EDN is natively extensible to more types, for example, the dozens of types postgres supports[1] which actually makes EDN significantly more suitable for this use case. JSON can't encode the difference between a string, a date, a timestamp, and a uuid -- they're all encoded as strings and consuming code needs to go out of band to understand the type.
the stuff about EDN being natively supported by clojure is a red herring and irrelevant.
In the general case, it has the low startup cost of a document db combined with a clear path to scalability with a future relational model.
In the specific case, it removes the data transformation code required to convert the clojure data structures I have to sql, json, or xml that postgresql understands.
So the same argument as (say) YAML, Lua tables or TNetStrings. Or, if you include binary representations, stuff like Thrift, XDR and ASN.1.
You can embed a JVM in PostgreSQL and write the functions yourself (or use PL/Scheme I suppose), but I would be basically amazed if anyone decides to do it for you.
JSON gets the nod because it's understood by billions of systems. Other formats are going to struggle.
It just seems like a particularly parochial wish, is all.
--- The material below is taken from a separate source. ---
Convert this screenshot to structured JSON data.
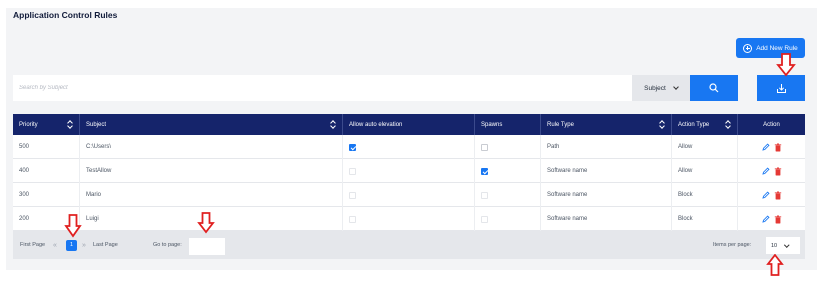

And in life we rarely get what we want because potential ends are limitless and means limited.
It is not a small wish to ask them to take on supporting a serialisation format. They will need to integrate it into the core code and it will need to be supported indefinitely.
I asked because I wanted to know if there was a particular reason for your wishes -- which is, as I said, quite parochial compared to the reach of JSON -- over other potential priorities. If asking questions is "trolling", I'll be over here with 4chan and Socrates.